To make things more difficult, Dad's attitude has upset Yeti - who already felt bad enough, so he spent several days ranting and yelling about having spent $300,000 on my education when my father never spent a cent, and yet I care more about what my father thinks blah blah blah... I think he was afraid that I was going to take Wombat and leave him, never to come back.
There are times when trying to keep my family and my husband both happy makes me feel like a swirling black hole with a thin shell (Schelle) of sanity holding it all together, and desperately trying to keep cheerful and optimistic for the sake of Wombat's sense of normality while everyone else blows up around me.
Thankfully, Yeti's depression seems to have calmed down (so long as Dad doesn't call again for a few days) and while I still feel dreadful about disappointing everyone else, I am happy in myself that I made the right decision.
It was nice that when I explained the situation to my mother (who admittedly attended my first graduation ceremony, so doesn't feel so personally disappointed) she agreed that it was a shame I wouldn't be able to collect my degree in person, but supported my decision.
Sorry about the long-windedness of this rant - but I had to get it out of my system as otherwise I would want to write to Dad to try and explain myself yet again, and I am far too tired to be attempting that particular impossibility.
2 comments:
You sound like a hard boiled egg someone is trying to peel.
From the outside you look and feel strong, sturdy, durable.
But, one little tap on the counter and *crack*.
One more tap and a different crack.
And so it continues.
Tap tap tap...crack.
Never really taking much pressure in the tapping, it all just sort of builds up to the main break in which the outer layer peels off easily.
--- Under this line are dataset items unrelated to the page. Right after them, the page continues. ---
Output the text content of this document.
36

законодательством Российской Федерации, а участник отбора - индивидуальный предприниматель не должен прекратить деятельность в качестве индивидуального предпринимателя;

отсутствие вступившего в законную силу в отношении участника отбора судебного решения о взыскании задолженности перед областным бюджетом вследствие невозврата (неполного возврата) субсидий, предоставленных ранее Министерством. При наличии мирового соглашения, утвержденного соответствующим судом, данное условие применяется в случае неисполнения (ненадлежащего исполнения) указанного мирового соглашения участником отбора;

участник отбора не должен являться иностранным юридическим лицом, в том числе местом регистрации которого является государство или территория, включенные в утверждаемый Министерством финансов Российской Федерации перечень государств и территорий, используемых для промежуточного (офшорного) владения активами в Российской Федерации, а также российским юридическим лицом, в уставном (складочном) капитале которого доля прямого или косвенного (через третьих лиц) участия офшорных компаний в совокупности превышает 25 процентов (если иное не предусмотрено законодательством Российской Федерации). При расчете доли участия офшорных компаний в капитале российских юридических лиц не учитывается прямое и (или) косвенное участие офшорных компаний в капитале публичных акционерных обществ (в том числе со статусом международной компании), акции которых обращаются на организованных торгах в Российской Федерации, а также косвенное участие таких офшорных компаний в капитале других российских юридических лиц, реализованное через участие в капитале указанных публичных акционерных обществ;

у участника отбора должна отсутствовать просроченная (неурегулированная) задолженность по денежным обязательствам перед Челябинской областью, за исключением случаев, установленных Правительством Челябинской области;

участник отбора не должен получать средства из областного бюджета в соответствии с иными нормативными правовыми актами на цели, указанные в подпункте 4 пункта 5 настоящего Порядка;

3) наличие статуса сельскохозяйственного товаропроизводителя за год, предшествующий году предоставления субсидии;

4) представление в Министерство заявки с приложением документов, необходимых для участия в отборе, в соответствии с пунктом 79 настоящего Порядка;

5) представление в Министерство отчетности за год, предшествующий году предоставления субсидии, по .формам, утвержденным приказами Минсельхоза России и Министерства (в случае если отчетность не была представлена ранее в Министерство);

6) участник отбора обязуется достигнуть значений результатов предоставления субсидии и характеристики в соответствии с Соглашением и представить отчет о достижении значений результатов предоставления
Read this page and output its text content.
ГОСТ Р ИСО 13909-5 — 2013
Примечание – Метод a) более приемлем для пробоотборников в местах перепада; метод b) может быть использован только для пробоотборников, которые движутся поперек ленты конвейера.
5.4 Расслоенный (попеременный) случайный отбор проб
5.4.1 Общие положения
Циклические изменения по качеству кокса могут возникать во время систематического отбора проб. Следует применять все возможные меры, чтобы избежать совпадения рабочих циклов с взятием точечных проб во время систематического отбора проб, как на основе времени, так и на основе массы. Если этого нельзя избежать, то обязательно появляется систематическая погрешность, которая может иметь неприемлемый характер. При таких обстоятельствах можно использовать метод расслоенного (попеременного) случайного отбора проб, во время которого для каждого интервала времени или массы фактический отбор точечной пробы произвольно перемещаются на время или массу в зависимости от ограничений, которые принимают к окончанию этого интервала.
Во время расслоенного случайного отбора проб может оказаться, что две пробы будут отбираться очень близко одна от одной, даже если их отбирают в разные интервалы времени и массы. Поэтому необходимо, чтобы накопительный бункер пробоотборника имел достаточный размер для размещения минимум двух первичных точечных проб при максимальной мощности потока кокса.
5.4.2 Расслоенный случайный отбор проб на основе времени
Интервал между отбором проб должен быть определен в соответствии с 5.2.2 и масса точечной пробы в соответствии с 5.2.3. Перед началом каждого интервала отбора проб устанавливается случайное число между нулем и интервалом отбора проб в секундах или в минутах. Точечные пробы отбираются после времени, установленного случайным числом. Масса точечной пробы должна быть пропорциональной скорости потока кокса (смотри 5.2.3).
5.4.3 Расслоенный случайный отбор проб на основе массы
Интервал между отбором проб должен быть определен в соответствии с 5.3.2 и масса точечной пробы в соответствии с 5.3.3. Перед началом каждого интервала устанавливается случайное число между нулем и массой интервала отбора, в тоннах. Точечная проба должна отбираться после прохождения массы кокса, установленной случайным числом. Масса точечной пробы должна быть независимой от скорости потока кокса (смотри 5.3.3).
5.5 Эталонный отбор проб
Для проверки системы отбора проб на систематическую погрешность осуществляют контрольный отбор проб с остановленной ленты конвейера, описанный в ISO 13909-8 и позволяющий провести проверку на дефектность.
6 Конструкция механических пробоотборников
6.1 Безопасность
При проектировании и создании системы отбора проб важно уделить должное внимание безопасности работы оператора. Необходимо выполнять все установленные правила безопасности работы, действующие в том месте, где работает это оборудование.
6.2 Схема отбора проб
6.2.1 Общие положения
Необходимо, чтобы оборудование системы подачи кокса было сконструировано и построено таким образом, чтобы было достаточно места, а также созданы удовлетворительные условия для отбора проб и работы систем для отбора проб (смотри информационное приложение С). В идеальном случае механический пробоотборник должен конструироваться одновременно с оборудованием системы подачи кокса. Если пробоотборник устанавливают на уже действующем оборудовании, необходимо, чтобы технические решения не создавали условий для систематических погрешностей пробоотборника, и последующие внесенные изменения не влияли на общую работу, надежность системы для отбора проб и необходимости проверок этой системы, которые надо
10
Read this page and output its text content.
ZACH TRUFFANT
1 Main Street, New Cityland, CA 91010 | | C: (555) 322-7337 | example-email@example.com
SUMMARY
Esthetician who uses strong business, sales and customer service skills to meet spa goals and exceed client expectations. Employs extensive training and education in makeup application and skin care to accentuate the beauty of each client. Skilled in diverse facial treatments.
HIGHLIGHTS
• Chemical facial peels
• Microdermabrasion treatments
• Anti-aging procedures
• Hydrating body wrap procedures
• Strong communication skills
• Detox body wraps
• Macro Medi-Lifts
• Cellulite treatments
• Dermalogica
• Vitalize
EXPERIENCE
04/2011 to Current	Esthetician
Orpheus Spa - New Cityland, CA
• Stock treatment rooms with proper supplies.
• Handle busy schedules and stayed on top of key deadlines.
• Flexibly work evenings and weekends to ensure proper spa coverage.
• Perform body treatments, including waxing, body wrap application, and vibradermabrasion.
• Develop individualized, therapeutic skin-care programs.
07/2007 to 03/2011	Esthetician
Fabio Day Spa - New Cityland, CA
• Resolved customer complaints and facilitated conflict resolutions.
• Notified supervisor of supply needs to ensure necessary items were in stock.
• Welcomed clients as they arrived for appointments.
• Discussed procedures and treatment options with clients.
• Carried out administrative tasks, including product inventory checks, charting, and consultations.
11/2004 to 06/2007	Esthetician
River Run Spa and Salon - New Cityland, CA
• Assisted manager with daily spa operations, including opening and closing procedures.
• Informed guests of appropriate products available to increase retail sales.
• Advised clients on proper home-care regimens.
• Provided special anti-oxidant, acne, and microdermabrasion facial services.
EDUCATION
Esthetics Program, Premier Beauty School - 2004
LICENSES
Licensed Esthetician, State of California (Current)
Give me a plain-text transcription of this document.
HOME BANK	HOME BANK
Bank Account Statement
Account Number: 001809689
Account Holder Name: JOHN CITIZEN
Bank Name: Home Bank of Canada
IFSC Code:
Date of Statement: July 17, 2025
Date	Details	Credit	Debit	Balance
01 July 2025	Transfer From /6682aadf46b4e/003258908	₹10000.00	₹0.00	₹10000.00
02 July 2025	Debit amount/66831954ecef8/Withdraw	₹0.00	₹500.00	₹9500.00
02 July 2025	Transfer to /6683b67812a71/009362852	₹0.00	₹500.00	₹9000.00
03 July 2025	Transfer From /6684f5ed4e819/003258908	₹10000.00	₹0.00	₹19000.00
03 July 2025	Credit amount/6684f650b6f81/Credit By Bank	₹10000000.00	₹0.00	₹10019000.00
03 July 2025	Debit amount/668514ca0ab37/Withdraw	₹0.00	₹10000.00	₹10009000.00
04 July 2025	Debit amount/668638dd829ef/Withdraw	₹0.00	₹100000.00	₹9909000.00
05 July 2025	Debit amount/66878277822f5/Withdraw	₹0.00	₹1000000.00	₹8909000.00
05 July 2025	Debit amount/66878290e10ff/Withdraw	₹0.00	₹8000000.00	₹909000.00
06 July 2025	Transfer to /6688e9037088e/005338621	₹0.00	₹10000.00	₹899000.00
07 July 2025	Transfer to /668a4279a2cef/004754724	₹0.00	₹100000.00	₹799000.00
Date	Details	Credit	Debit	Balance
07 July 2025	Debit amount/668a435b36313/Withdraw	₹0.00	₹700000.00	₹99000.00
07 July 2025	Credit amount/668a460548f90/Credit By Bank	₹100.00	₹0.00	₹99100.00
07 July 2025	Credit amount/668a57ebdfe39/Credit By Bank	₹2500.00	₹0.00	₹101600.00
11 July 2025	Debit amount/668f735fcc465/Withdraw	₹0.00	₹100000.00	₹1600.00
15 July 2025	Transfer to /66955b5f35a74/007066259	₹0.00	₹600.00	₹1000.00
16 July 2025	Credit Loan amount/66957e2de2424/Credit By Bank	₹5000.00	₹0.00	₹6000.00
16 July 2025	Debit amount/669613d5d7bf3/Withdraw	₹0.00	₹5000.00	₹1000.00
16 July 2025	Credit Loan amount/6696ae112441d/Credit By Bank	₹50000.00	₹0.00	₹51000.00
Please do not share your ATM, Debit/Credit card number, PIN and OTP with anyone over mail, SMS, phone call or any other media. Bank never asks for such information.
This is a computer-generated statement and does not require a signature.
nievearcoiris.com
I am sorry people aren't being more sensitive but (to be the devils advocate) you know it sounds like they are disapointed rather than unsuportive - Take it as a compliment - they wanted to see you so much they are trying everything they know to make it possible.
I know its hard cause you are fighting your own dissapointment and frustration but you don't have the luxury of showing how angry you are that circumstances once again have forced you to miss something you were looking forward to
Not a good situation for anyone to be in - I am sure at some point they are sympathetic - just the disapointment comes out more.
HUGS
I think you made the most courageous, thoughtful decision you could make. It seems that people always think it's a good idea to schlepp a 12 month old on a plane when it's not their 12 month old.
With sympathy (and empathy!),
AtG
P.S. Congratulations on making it through school with a family to care for. That's a double-major in itself.